Can be turned on or off in the Insights tab in metric definition settings

Trend Change Alert

Shows new trends that vary significantly from the current trend. This insight communicates the rate of change, direction, and fluctuations for the metric value.

Can be turned on or off in the Insights tab in metric definition settings

How Tableau Pulse generates and maintains trusted insights

Here are a few ways the Insights platform generates automated business insights users can trust:

  • Tableau Pulse Insights Service starts by using standardized, deterministic statistical models to detect facts about metrics that are guaranteed to be accurate. These facts act as the ground truth when generating insights.

  • Every insight that is generated is restricted to the data security context (such as RLS settings) of the user who made the request. This approach ensures users can only see the data they're authorized to see.

  • Analysts can enable or disable different insights being detected for a metric so they can control what is delivered to their users.

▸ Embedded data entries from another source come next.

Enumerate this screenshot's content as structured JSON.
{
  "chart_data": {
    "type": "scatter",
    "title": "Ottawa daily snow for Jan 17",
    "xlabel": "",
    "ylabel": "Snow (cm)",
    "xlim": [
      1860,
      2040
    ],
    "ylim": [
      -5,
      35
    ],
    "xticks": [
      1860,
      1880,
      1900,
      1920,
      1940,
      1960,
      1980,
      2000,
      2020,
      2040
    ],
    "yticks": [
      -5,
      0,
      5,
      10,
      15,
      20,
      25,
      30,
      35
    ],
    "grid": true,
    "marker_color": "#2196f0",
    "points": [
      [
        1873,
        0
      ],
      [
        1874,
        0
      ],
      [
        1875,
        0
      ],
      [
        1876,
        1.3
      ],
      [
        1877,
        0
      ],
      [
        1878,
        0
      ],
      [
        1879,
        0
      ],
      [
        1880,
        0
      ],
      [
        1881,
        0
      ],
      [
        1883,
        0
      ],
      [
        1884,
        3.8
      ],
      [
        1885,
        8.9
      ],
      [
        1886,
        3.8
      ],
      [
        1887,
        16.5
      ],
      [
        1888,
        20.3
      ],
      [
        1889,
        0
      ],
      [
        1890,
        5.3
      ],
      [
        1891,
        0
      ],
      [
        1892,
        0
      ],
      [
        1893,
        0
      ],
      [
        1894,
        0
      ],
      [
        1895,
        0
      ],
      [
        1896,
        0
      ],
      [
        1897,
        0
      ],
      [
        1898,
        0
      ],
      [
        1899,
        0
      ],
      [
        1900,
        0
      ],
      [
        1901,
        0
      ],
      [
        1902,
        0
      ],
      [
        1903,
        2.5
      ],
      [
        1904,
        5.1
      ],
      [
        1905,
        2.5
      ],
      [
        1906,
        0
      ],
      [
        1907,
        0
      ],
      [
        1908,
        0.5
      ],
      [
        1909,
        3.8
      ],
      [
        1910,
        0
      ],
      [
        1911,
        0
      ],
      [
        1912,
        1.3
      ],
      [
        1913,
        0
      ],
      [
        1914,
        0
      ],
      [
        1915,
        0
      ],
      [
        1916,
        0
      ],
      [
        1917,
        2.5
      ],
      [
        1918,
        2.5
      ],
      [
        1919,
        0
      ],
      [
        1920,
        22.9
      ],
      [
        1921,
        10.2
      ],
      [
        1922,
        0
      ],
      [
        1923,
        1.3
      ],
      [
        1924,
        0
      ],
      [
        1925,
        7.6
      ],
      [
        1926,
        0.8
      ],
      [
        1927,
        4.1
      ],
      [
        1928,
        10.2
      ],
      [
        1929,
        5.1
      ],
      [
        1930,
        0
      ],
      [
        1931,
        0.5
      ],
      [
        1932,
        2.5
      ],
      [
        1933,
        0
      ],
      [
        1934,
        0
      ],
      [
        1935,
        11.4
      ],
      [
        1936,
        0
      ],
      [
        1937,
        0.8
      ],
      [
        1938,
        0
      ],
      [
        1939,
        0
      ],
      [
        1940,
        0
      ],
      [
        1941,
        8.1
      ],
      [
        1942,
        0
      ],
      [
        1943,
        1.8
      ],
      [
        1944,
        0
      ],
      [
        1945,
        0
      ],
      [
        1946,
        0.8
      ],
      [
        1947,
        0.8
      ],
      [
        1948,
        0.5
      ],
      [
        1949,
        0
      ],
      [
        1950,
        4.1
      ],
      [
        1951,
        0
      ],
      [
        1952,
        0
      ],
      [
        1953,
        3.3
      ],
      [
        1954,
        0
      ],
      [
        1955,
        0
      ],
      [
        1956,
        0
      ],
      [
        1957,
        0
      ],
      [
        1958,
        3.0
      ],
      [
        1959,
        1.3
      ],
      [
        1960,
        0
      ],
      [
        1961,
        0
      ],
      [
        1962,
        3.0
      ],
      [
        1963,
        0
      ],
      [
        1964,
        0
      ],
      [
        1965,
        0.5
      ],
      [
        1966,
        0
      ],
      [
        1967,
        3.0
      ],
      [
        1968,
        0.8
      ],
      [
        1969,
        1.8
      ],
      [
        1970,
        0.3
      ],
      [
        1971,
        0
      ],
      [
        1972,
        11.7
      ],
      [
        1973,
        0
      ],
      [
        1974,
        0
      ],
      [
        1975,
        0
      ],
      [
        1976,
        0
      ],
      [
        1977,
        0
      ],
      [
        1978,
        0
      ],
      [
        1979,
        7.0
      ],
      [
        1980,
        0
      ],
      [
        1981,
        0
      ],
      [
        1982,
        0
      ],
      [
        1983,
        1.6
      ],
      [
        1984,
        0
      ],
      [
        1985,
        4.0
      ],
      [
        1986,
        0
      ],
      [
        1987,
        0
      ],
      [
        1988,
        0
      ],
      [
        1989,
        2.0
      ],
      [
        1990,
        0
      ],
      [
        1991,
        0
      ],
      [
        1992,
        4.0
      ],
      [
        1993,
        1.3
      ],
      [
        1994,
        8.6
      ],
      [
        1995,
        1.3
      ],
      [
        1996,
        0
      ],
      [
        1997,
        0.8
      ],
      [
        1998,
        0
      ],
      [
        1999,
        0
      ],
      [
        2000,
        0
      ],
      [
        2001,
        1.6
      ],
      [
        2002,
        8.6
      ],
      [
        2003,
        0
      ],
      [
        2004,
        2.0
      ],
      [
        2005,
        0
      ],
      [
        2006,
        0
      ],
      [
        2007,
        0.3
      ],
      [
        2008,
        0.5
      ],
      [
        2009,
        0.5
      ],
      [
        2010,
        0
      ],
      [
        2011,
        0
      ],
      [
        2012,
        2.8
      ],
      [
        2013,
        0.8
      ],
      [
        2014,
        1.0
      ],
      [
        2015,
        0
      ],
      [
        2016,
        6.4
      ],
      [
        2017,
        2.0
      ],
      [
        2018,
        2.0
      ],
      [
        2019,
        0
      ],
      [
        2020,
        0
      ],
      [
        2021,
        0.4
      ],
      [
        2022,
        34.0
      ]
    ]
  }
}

Here’s how Tableau Pulse brings it all together: the Insight platform statistical service uses the analytical context of the metric being followed or viewed to run automatic statistical analysis that generates facts about the metric. These facts answer the different questions using the user's data security context.

Insight summaries are generated using natural language grounded in statistical truths. The most relevant facts are processed by Tableau AI. These facts are used as ground truths to contextualize language generation. The resulting facts generated are bundled together and surfaced in several features throughout Tableau Pulse as insight summaries when Tableau AI is turned on for a site.

How the Insights platform determines relevance

To reduce noise, Tableau Pulse only surfaces the most relevant, useful insights—and avoids displaying noisy or spurious findings. The Insight platform considers the following factors to ensure the insights users see are relevant and useful:

  • The analytic context for insights is based on the Tableau Pulse metric definition. Unlike other solutions that look for insights across all columns in the data, the Insights platform restricts its analysis to the measures and dimensions referenced by the metric definition, as curated by analysts. In addition, only the filtered context of the metric user is viewing or following is considered when generating insights.

  • Insights are ranked based on impact to the metric. Each fact detected by the Insights platform is scored based on the impact it has on the metric value. Only the facts determined to be most statistically impactful to the metric value are returned first.

  • Feedback further personalizes insights. Users can provide thumbs up or thumbs down feedback on the insights they see to indicate whether the insights are useful. The Insights platform learns from this to further personalize the types of insights it shows to a user.

When applied in combination, these factors ensure that of all insights detected for a metric, only those found to be most useful are surfaced to users in Tableau Pulse.